Retail sales rose in the UK in January, but failed to match market forecasts despite growth in non-food stores such as sports equipment, games and toys.
Official data from the Office for National Statistics (ONS) showed a meagre 0.1% month-on-month rise in sales volumes. While this was up from the 1.5% decline seen in December, it failed to match the 0.5% gain forecast by analysts.
The annual rate of retail sales growth rose to 1.6% in January, from 1.5% in December - but failed to meet the 2.6% growth predicted.
ONS statisticians said that feedback from retailers suggested that New Year resolutions to get fit contributed to the sales increase - with sports equipment stores among the strongest performers.
The year-on-year growth rate for quantity bought in food stores showed a decline for the sixth-consecutive month, however, down 0.9% as food prices continued to rise.
Senior statistician Rhian Murphy said: "Retail sales growth was broadly flat at the beginning of the New Year with the longer-term picture showing a continued slowdown in the sector.
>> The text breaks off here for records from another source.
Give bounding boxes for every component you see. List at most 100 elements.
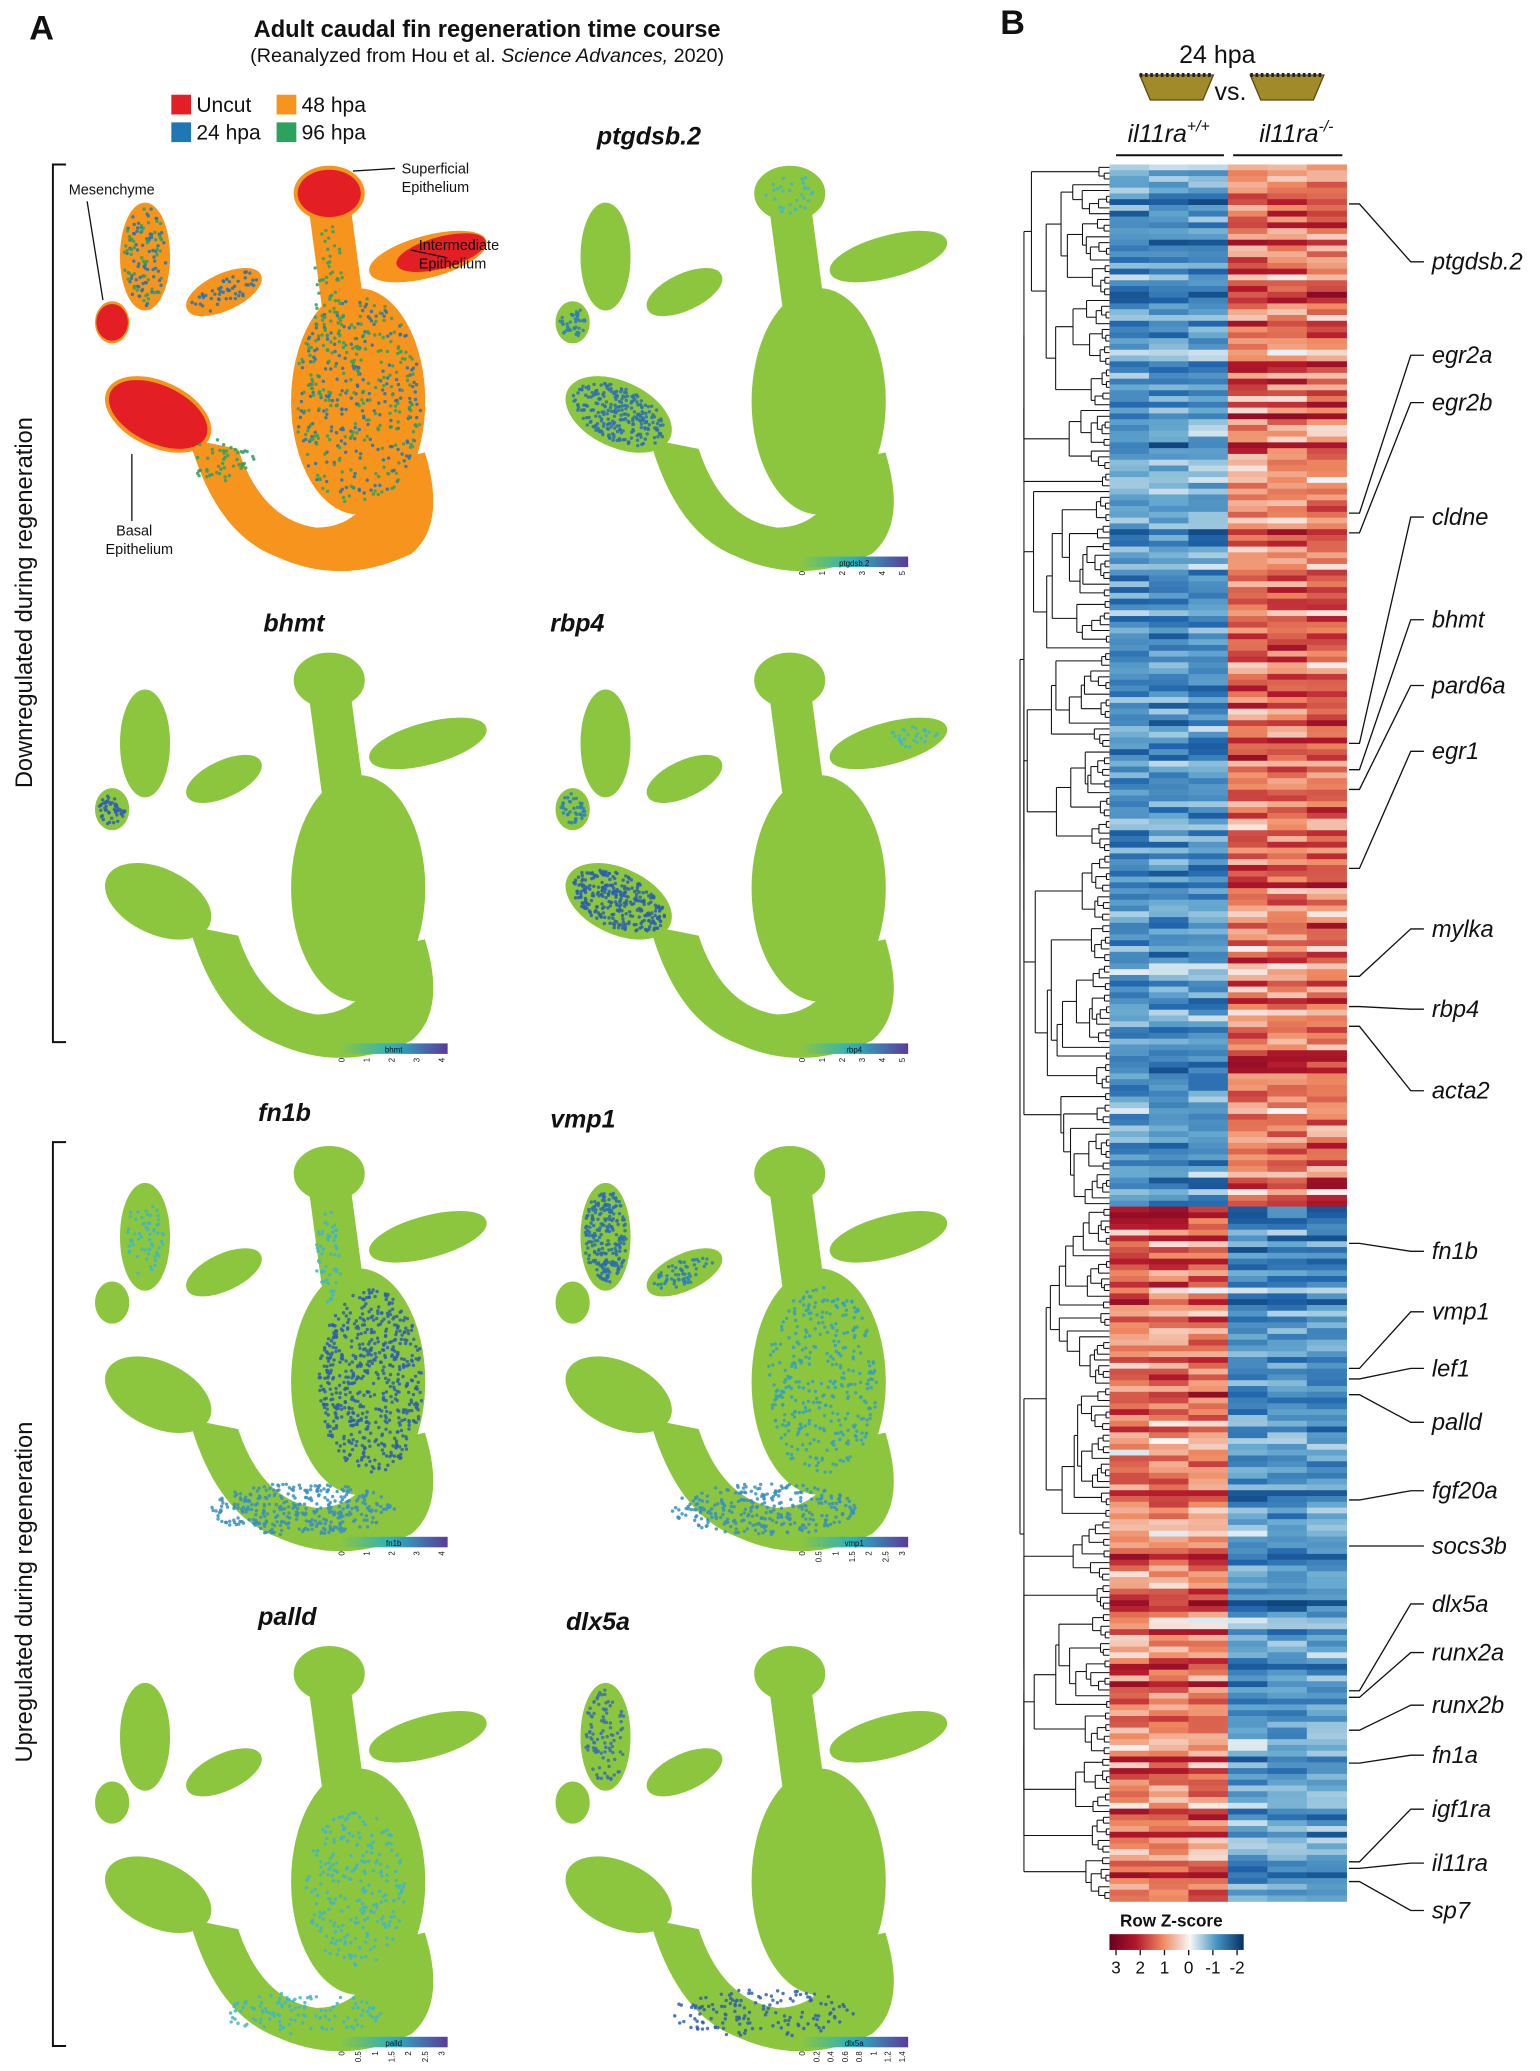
cell-dot: [359, 304, 362, 307]
cell-dot: [112, 821, 115, 824]
cell-dot: [133, 1232, 136, 1235]
cell-dot: [805, 1448, 808, 1451]
cell-dot: [650, 405, 653, 408]
cell-dot: [377, 1305, 380, 1308]
cell-dot: [809, 1351, 812, 1354]
heatmap-cell: [1109, 541, 1149, 547]
cell-dot: [332, 1376, 335, 1379]
cell-dot: [804, 1526, 807, 1529]
cell-dot: [288, 2004, 291, 2007]
cell-dot: [341, 367, 344, 370]
cell-dot: [389, 1411, 392, 1414]
heatmap-cell: [1267, 570, 1307, 576]
heatmap-cell: [1149, 599, 1189, 605]
cell-dot: [241, 292, 244, 295]
cell-dot: [350, 1339, 353, 1342]
cell-dot: [329, 404, 332, 407]
heatmap-cell: [1109, 564, 1149, 570]
cell-dot: [229, 2020, 232, 2023]
cell-dot: [356, 1843, 359, 1846]
heatmap-cell: [1307, 408, 1347, 414]
cell-dot: [395, 378, 398, 381]
cell-dot: [867, 1379, 870, 1382]
cell-dot: [326, 1498, 329, 1501]
heatmap-cell: [1149, 604, 1189, 610]
cell-dot: [275, 1503, 278, 1506]
heatmap-cell: [1149, 315, 1189, 321]
heatmap-cell: [1149, 361, 1189, 367]
cell-dot: [99, 809, 102, 812]
heatmap-cell: [1149, 639, 1189, 645]
heatmap-cell: [1267, 784, 1307, 790]
scale-tick: 3: [858, 1057, 867, 1062]
scale-tick: 0.6: [841, 2051, 850, 2063]
cell-dot: [699, 1511, 702, 1514]
cell-dot: [827, 1995, 830, 1998]
cell-dot: [222, 280, 225, 283]
heatmap-cell: [1109, 280, 1149, 286]
cell-dot: [860, 1438, 863, 1441]
cell-dot: [362, 1518, 365, 1521]
cell-dot: [345, 351, 348, 354]
heatmap-cell: [1228, 217, 1268, 223]
cell-dot: [298, 1484, 301, 1487]
cell-dot: [311, 1523, 314, 1526]
cell-dot: [640, 399, 643, 402]
cell-dot: [318, 1389, 321, 1392]
cell-dot: [791, 1999, 794, 2002]
cell-dot: [740, 1498, 743, 1501]
cell-dot: [298, 362, 301, 365]
cell-dot: [614, 882, 617, 885]
heatmap-cell: [1188, 361, 1228, 367]
heatmap-cell: [1149, 523, 1189, 529]
cell-dot: [322, 1388, 325, 1391]
scale-tick: 3: [412, 1551, 421, 1556]
cell-dot: [794, 1990, 797, 1993]
cell-dot: [830, 1324, 833, 1327]
scale-tick: 1.2: [884, 2051, 893, 2062]
cell-dot: [258, 1494, 261, 1497]
cell-dot: [380, 1495, 383, 1498]
cell-dot: [352, 1372, 355, 1375]
cell-dot: [264, 1496, 267, 1499]
cell-dot: [327, 1861, 330, 1864]
heatmap-cell: [1188, 755, 1228, 761]
cell-dot: [151, 249, 154, 252]
cell-dot: [361, 2009, 364, 2012]
heatmap-cell: [1149, 767, 1189, 773]
cell-dot: [387, 456, 390, 459]
cell-dot: [400, 1429, 403, 1432]
cell-dot: [807, 1523, 810, 1526]
cell-dot: [345, 1500, 348, 1503]
heatmap-cell: [1149, 610, 1189, 616]
heatmap-cell: [1267, 286, 1307, 292]
cell-dot: [691, 1258, 694, 1261]
heatmap-cell: [1188, 807, 1228, 813]
cell-dot: [839, 1494, 842, 1497]
cell-dot: [321, 1230, 324, 1233]
cell-dot: [605, 1273, 608, 1276]
heatmap-cell: [1228, 767, 1268, 773]
cell-dot: [341, 470, 344, 473]
cell-dot: [845, 1390, 848, 1393]
cell-dot: [348, 1363, 351, 1366]
heatmap-cell: [1267, 819, 1307, 825]
cell-dot: [318, 1372, 321, 1375]
heatmap-cell: [1307, 518, 1347, 524]
cell-dot: [606, 1227, 609, 1230]
cell-dot: [589, 1261, 592, 1264]
cell-dot: [384, 1377, 387, 1380]
heatmap-cell: [1188, 547, 1228, 553]
cell-dot: [216, 303, 219, 306]
cell-dot: [382, 1365, 385, 1368]
cell-dot: [334, 1234, 337, 1237]
cell-dot: [404, 1327, 407, 1330]
heatmap-cell: [1228, 176, 1268, 182]
cell-dot: [618, 1250, 621, 1253]
cell-dot: [853, 1334, 856, 1337]
cell-dot: [628, 910, 631, 913]
cell-dot: [254, 1513, 257, 1516]
cell-dot: [593, 910, 596, 913]
cell-dot: [809, 1517, 812, 1520]
heatmap-cell: [1149, 483, 1189, 489]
This can partly be attributed to a background of generally rising prices.
“Growth in the quantity of sporting equipment, games and toys being bought was offset by falling food sales when compared with the same month a year earlier."
The ONS figures tallied with findings for January retail sales, published earlier this month by the British Retail Consortium (BRC), which highlighted a "tough trading environment" with sales and profits "harder to come by".
Helen Dickinson, BRC chief executive, said at the time: "Against this challenging backdrop, 2018 didn't have a bad start during what is traditionally a lean month, with sales creeping up in line with the year's average."
Ruth Gregory, UK economist at Capital Economics, said: "January’s subdued rise in the official measure of retail sales volumes suggests that the real pay squeeze is continuing to take its toll on high-street spending."
She added, however, that "consumer spending should receive more fundamental support over the coming quarters" if inflation continues to fall back and wage growth increases as expected.
Sterling was mixed, with a small gain against the dollar, but a 0.18% dip against the euro to £0.8885. There were strong gains, however, for UK stocks with the FTSE 100 up 0.78% and the mid-cap FTSE 250 up 0.73%.